Young asked for the same light duty. UPS’s occupational health manager told her that she would not be allowed to work during her pregnancy because she couldn’t satisfy the lifting requirements (sometimes of packages weighing up to 70 pounds). Another manager confirmed that she was “too much of a liability.”

So Young stayed home for the remainder of her pregnancy. She also promptly sued UPS, alleging that UPS’s refusal to give her light duty was intentional discrimination. Her theory was that UPS gave light duty to certain other employees, but not pregnant employees. That, she claimed, violated the Pregnancy Discrimination Act (“PDA”), a 1978 law amending Title VII of the Civil Rights Act of 1964, which prohibits intentional sex discrimination. The PDA contains these magic words: “women affected by pregnancy, childbirth, or related medical conditions shall be treated the same for all employment-related purposes . . . as other persons not so affected but similar in their ability or inability to work[.]”

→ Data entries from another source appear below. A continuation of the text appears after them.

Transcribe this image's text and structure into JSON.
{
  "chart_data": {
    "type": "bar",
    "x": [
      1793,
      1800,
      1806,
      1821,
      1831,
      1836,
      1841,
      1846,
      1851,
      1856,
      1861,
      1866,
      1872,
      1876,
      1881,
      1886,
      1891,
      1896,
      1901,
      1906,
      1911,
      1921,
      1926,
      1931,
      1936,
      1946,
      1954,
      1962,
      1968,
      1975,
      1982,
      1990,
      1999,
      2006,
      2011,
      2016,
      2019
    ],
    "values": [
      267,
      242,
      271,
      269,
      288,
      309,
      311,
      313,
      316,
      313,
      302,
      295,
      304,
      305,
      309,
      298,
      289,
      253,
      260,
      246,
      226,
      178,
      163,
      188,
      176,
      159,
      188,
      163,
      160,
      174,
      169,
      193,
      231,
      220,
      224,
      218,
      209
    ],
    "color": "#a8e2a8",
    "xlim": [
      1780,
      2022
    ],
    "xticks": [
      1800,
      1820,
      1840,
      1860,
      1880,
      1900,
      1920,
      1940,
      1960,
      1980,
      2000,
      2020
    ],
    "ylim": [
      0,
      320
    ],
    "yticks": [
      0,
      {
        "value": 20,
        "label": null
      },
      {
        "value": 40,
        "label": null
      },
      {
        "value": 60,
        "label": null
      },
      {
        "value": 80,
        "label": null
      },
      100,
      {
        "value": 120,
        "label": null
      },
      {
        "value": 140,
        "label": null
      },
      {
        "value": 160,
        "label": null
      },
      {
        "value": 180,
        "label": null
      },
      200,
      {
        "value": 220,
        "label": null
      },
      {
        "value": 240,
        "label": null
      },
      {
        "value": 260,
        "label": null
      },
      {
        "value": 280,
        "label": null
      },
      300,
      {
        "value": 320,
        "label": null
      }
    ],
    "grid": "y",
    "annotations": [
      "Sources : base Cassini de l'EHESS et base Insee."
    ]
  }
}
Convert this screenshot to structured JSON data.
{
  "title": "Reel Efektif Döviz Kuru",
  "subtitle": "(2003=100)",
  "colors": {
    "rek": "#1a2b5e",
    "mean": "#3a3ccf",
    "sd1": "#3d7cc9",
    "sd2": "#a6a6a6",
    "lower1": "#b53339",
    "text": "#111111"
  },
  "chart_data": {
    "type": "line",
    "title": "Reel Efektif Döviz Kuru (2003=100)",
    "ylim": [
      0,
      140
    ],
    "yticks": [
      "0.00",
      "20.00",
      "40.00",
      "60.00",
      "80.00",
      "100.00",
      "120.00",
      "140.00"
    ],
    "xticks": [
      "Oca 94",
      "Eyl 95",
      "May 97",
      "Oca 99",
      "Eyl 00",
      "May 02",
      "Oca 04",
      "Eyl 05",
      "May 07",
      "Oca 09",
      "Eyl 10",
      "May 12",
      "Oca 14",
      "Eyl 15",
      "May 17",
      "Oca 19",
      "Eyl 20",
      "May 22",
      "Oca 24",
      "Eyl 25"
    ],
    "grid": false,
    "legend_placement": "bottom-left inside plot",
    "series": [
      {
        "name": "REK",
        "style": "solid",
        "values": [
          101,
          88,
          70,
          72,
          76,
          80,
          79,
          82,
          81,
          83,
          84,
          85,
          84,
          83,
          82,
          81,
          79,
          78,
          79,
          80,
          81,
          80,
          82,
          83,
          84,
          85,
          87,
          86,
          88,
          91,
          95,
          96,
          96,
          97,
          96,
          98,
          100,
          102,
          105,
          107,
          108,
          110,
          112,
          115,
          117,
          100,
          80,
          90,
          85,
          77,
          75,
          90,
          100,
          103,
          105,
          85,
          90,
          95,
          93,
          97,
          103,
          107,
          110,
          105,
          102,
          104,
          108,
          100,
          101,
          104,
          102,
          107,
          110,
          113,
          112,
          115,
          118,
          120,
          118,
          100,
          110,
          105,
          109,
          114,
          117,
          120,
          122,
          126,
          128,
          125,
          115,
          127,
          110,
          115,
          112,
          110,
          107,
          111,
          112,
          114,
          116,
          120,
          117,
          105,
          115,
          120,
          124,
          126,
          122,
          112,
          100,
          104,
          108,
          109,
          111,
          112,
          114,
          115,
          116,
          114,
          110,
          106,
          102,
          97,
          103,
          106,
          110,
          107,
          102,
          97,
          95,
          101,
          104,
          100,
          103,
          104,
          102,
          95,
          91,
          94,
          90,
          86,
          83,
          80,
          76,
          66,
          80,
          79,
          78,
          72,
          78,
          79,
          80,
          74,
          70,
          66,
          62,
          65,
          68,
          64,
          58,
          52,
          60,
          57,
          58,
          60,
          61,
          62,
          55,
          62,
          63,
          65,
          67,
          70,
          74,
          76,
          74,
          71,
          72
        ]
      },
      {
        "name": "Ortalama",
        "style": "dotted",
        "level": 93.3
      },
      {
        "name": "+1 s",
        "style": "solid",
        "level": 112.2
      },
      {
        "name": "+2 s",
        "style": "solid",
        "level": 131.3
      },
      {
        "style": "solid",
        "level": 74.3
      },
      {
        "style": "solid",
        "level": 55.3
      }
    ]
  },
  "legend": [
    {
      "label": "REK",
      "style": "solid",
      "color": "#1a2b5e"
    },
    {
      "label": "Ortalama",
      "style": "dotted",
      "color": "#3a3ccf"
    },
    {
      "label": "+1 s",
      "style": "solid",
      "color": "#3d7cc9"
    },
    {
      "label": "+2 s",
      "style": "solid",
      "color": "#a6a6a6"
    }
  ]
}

In court, Young argued that UPS’s refusal to give her light duty meant that she was not “treated the same” as “other persons” (like disabled employees, or those who had lost DOT certifications) who were “similar in their . . . inability to work.”  UPS said that, since Young was not in the categories of employees for whom UPS gave light duty, UPS hadn’t discriminated against her at all – it had simply treated her like any other “relevant” person who didn’t fall within a covered category. UPS’s argument convinced the trial court, which granted summary judgment, and the Fourth Circuit Court of Appeals, which affirmed the lower court’s decision.

But today, the Supreme Court disagreed. Justice Stephen Breyer’s majority opinion was, in some sense, critical of the positions of both Young and UPS. Young’s argument that as long as an employer accommodates only a subset of workers, pregnant workers must receive the same treatment “proves too much”: according to the Court, the fact that the PDA requires an employer to treat pregnant workers the same as “other persons” doesn’t mean it must treat a pregnant worker the same as “any other person.” That means that if an employer grants an accommodation or benefit to a single employee, the law doesn’t require an employer to automatically give pregnant employees the same thing.